Pakistan's president said Saturday there were no authentic reports on the whereabouts of Usama bin Laden (search), and anyone who believed the Al Qaeda chief was in his country should give his location.

The comments by Gen. Pervez Musharraf (search) came more than a week after U.S. Ambassador for Afghanistan Zalmay Khalilzad claimed that bin Laden and fugitive Taliban chief Mullah Mohammed Omar were not believed to be in Afghanistan.

Khalilzad did not say where the two were believed to be hiding.

"There are a lot of people who say that Osama bin Laden is here in Pakistan," Musharraf told reporters in Islamabad before leaving for an official visit to Saudi Arabia. "Please come and show us where he is or tell us where he is. We will act on such information.

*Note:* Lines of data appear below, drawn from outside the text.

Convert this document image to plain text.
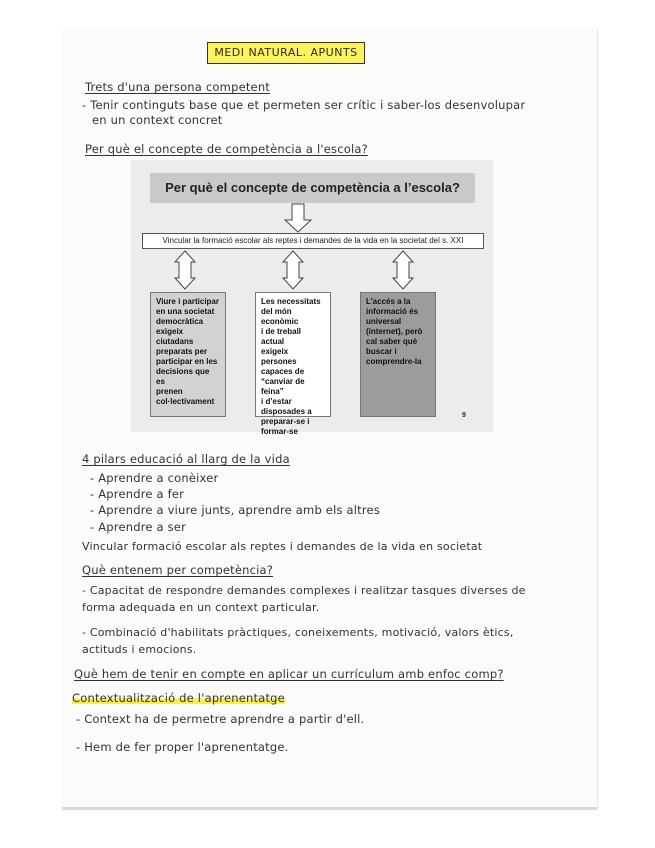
MEDI NATURAL. APUNTS
Trets d'una persona competent
- Tenir continguts base que et permeten ser crític i saber-los desenvolupar
en un context concret
Per què el concepte de competència a l'escola?
Per què el concepte de competència a l’escola?
Vincular la formació escolar als reptes i demandes de la vida en la societat del s. XXI
Viure i participar
en una societat
democràtica
exigeix
ciutadans
preparats per
participar en les
decisions que es
prenen
col·lectivament
Les necessitats
del món econòmic
i de treball actual
exigeix persones
capaces de
“canviar de feina”
i d’estar
disposades a
preparar-se i
formar-se
L’accés a la
informació és
universal
(internet), però
cal saber què
buscar i
comprendre-la
9
4 pilars educació al llarg de la vida
- Aprendre a conèixer
- Aprendre a fer
- Aprendre a viure junts, aprendre amb els altres
- Aprendre a ser
Vincular formació escolar als reptes i demandes de la vida en societat
Què entenem per competència?
- Capacitat de respondre demandes complexes i realitzar tasques diverses de
forma adequada en un context particular.
- Combinació d'habilitats pràctiques, coneixements, motivació, valors ètics,
actituds i emocions.
Què hem de tenir en compte en aplicar un currículum amb enfoc comp?
Contextualització de l'aprenentatge
- Context ha de permetre aprendre a partir d'ell.
- Hem de fer proper l'aprenentatge.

"He [bin Laden] could be anywhere."

Pakistan is a key U.S. ally in the War on Terrorism. Musharraf said Pakistan (search) was working closely with Afghanistan in that effort, taking steps to secure its border to prevent militants from crossing between the two countries.

"There is a total and complete understanding between us," he said of Pakistan's relations with Kabul.

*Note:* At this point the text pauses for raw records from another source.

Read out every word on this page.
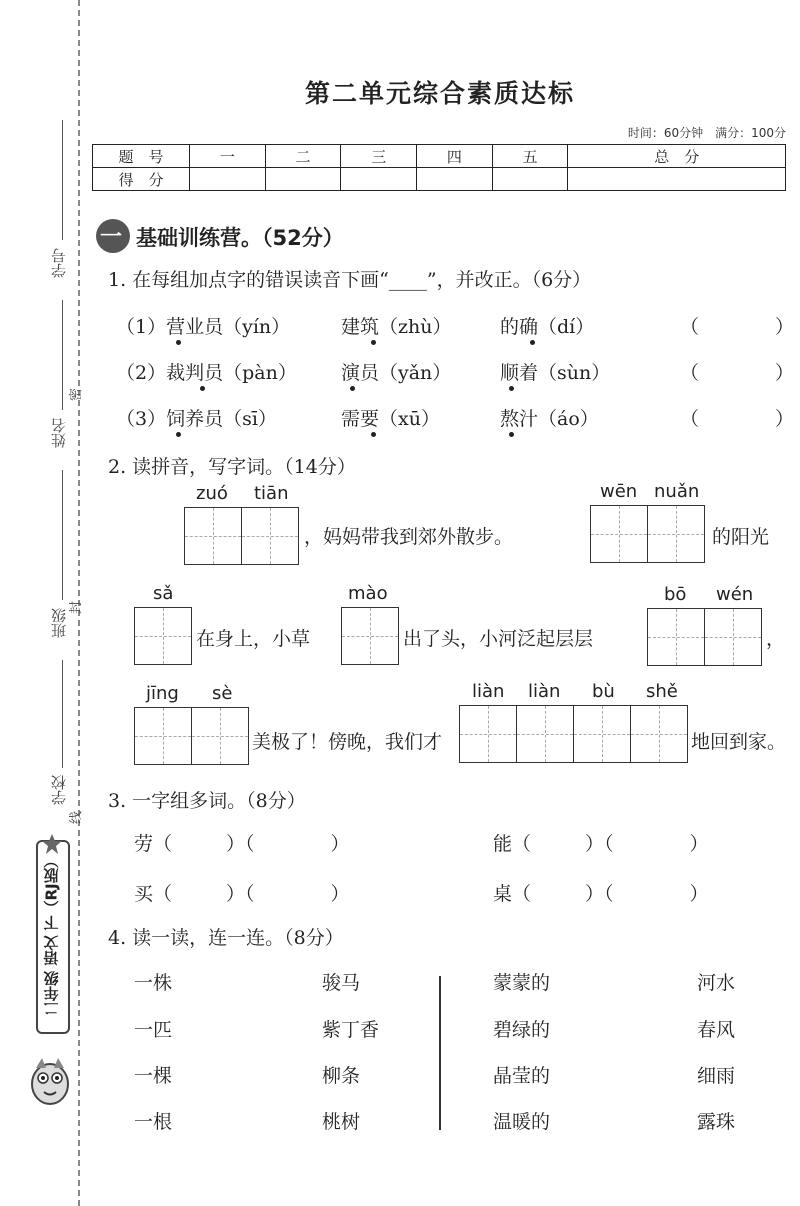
学号
姓名
班级
学校
密
封
线
二年级 语文 下（RJ版）
第二单元综合素质达标
时间：60分钟　满分：100分
题　号	一	二	三	四	五	总　分
得　分						
一 基础训练营。（52分）
1. 在每组加点字的错误读音下画“____”，并改正。（6分）
（1）营业员（yín）	建筑（zhù）	的确（dí）	（　　　　）
（2）裁判员（pàn） 演员（yǎn）	顺着（sùn）	（　　　　）
（3）饲养员（sī）	需要（xū）	熬汁（áo）	（　　　　）
2. 读拼音，写字词。（14分）
zuó tiān
，妈妈带我到郊外散步。
wēn nuǎn
的阳光
sǎ
在身上，小草
mào
出了头，小河泛起层层
bō wén
，
jīng sè
美极了！傍晚，我们才
liàn liàn bù shě
地回到家。
3. 一字组多词。（8分）
劳（ 　　）（　　　　）	能（ 　　）（　　　　）
买（ 　　）（　　　　）	桌（ 　　）（　　　　）
4. 读一读，连一连。（8分）
一株
一匹
一棵
一根
骏马
紫丁香
柳条
桃树
蒙蒙的
碧绿的
晶莹的
温暖的
河水
春风
细雨
露珠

Musharraf — who abandoned support of Afghanistan's former Taliban regime after the Sept. 11 attacks — spoke with Afghan President Hamid Karzai twice this week. Musharraf would only say that "a small difference of opinion was discussed and resolved."

Last week, Karzai spokesman Jawed Ludin said Islamabad was not doing enough to fight the militants, adding that there would never be peace in Afghanistan until the two nations "join hands together to fight terrorism."